Dapkus rescued the animals, three of them likely purebred pit bulls and the fourth a pit bull mix, from a shelter. She calls them playful, loveable, family dogs.
"Thousands and thousands of them are out there not causing any problems," she said.
But pit bulls have gained a reputation for violence, and several North Texas cities want the power to regulate and possibly ban them and other reputably violent breeds.
Mary Maza of Duncanville supports such legislation. Last summer, two pit bulls escaped their yard, broke through her son's fence and critically injured his dog.
"What if that was a little kid?" she asked Duncanville City Council members, who minutes later voted to support breed-specific legislation.
Cedar Hill, Frisco, Mesquite and others have also expressed interest, but so far no legislator has stepped forward to champion a change during the Legislature's 2009 session, which begins Tuesday.
Just before leaving office, former Rep. Tony Goolsby, R-Dallas, asked Attorney General Greg Abbott in November to consider whether cities already have the authority to enact such bans.

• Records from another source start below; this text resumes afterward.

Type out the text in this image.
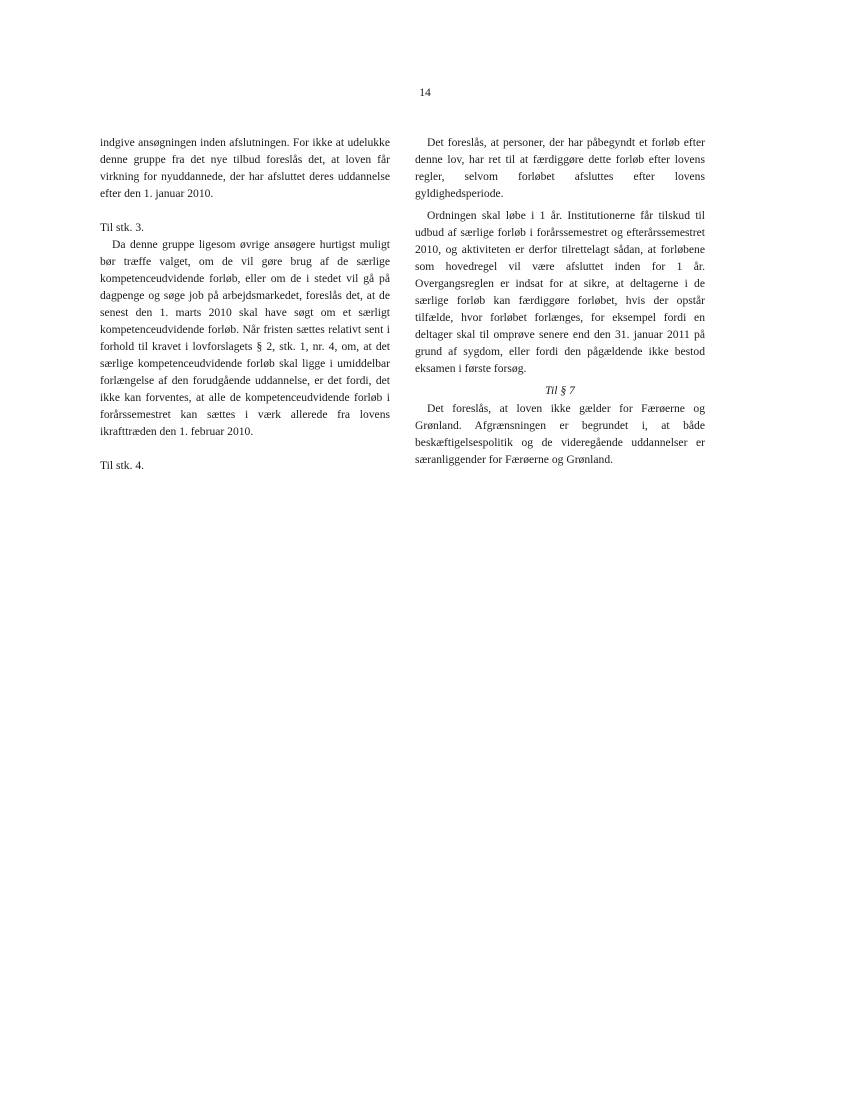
14

indgive ansøgningen inden afslutningen. For ikke at udelukke denne gruppe fra det nye tilbud foreslås det, at loven får virkning for nyuddannede, der har afsluttet deres uddannelse efter den 1. januar 2010.

Til stk. 3.

Da denne gruppe ligesom øvrige ansøgere hurtigst muligt bør træffe valget, om de vil gøre brug af de særlige kompetenceudvidende forløb, eller om de i stedet vil gå på dagpenge og søge job på arbejdsmarkedet, foreslås det, at de senest den 1. marts 2010 skal have søgt om et særligt kompetenceudvidende forløb. Når fristen sættes relativt sent i forhold til kravet i lovforslagets § 2, stk. 1, nr. 4, om, at det særlige kompetenceudvidende forløb skal ligge i umiddelbar forlængelse af den forudgående uddannelse, er det fordi, det ikke kan forventes, at alle de kompetenceudvidende forløb i forårssemestret kan sættes i værk allerede fra lovens ikrafttræden den 1. februar 2010.

Til stk. 4.

Det foreslås, at personer, der har påbegyndt et forløb efter denne lov, har ret til at færdiggøre dette forløb efter lovens regler, selvom forløbet afsluttes efter lovens gyldighedsperiode.

Ordningen skal løbe i 1 år. Institutionerne får tilskud til udbud af særlige forløb i forårssemestret og efterårssemestret 2010, og aktiviteten er derfor tilrettelagt sådan, at forløbene som hovedregel vil være afsluttet inden for 1 år. Overgangsreglen er indsat for at sikre, at deltagerne i de særlige forløb kan færdiggøre forløbet, hvis der opstår tilfælde, hvor forløbet forlænges, for eksempel fordi en deltager skal til omprøve senere end den 31. januar 2011 på grund af sygdom, eller fordi den pågældende ikke bestod eksamen i første forsøg.

Til § 7

Det foreslås, at loven ikke gælder for Færøerne og Grønland. Afgrænsningen er begrundet i, at både beskæftigelsespolitik og de videregående uddannelser er særanliggender for Færøerne og Grønland.
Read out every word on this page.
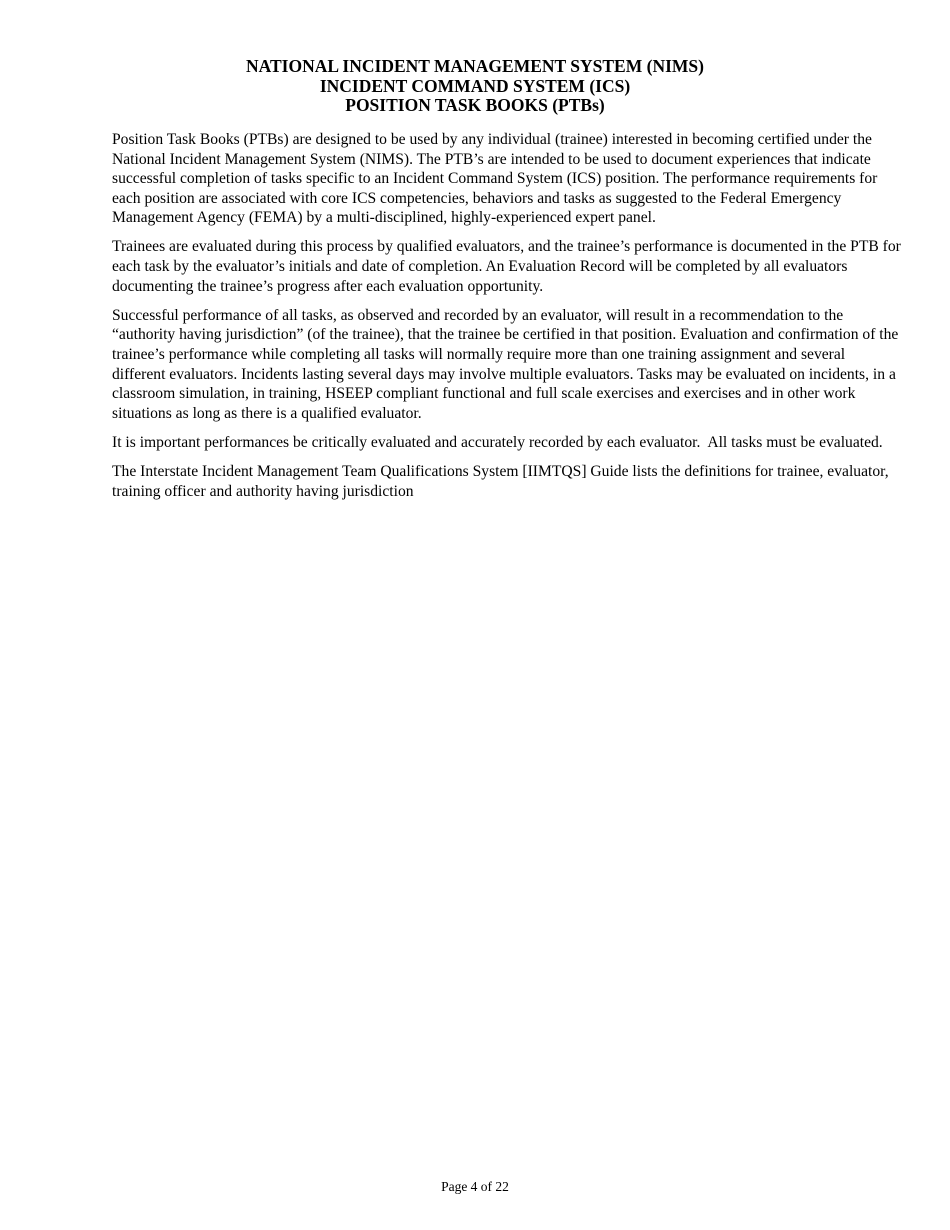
NATIONAL INCIDENT MANAGEMENT SYSTEM (NIMS)
INCIDENT COMMAND SYSTEM (ICS)
POSITION TASK BOOKS (PTBs)

Position Task Books (PTBs) are designed to be used by any individual (trainee) interested in becoming certified under the National Incident Management System (NIMS). The PTB’s are intended to be used to document experiences that indicate successful completion of tasks specific to an Incident Command System (ICS) position. The performance requirements for each position are associated with core ICS competencies, behaviors and tasks as suggested to the Federal Emergency Management Agency (FEMA) by a multi-disciplined, highly-experienced expert panel.

Trainees are evaluated during this process by qualified evaluators, and the trainee’s performance is documented in the PTB for each task by the evaluator’s initials and date of completion. An Evaluation Record will be completed by all evaluators documenting the trainee’s progress after each evaluation opportunity.

Successful performance of all tasks, as observed and recorded by an evaluator, will result in a recommendation to the “authority having jurisdiction” (of the trainee), that the trainee be certified in that position. Evaluation and confirmation of the trainee’s performance while completing all tasks will normally require more than one training assignment and several different evaluators. Incidents lasting several days may involve multiple evaluators. Tasks may be evaluated on incidents, in a classroom simulation, in training, HSEEP compliant functional and full scale exercises and exercises and in other work situations as long as there is a qualified evaluator.

It is important performances be critically evaluated and accurately recorded by each evaluator.  All tasks must be evaluated.

The Interstate Incident Management Team Qualifications System [IIMTQS] Guide lists the definitions for trainee, evaluator, training officer and authority having jurisdiction

Page 4 of 22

Goolsby's letter says that state law as written may allow cities to adopt breed-specific regulations for dogs that have not already been designated as dangerous. Abbott's ruling should come within the next few months.
Already, Texas law on dangerous dogs, adopted in 2007, is considered one of the toughest in the country. Dog owners can be held criminally liable if their pets leave their property and attack a person.
Madisonville, near Huntsville, last year passed the first known dog ban in Texas. But the city later repealed the law.
Houston and Harris County have pursued such laws in prior legislative sessions, but those efforts failed. Some cities nationally have passed ordinances banning specific dog breeds, most notably Denver, which outlaws pit bulls.
No North Texas city has publicly advocated for outright bans of pit bulls or other breeds such as Rottweilers, chow chows and German shepherds. But leaders have pondered stricter regulations for those animals, such as mandatory microchipping, liability insurance requirements and taller fence standards.
Frisco Mayor Maher Maso said cities should be left to make those choices.
"We do feel strongly about local control and leaving it up to communities to make that decision," he said.
In McKinney, officials have not expressed an opinion on whether they would support the right to ban certain breeds. Last week, an off-duty police officer shot and killed a pit bull in a McKinney neighborhood after it approached his wife on a street. Police are investigating the incident.
Duncanville Mayor David Green said his city would hold community meetings before adopting any changes.
Dapkus, a member of the Lone Star State Pit Bull Club, said cities should rely on existing laws to combat problems with dangerous dogs. She said breed-specific laws fail to address the true cause – irresponsible owners.
"We have a very strong dangerous dog law in this state," she said. "Passing a ban on pit bulls or on German shepherds is not going to stop that dangerous mixed breed dog from biting."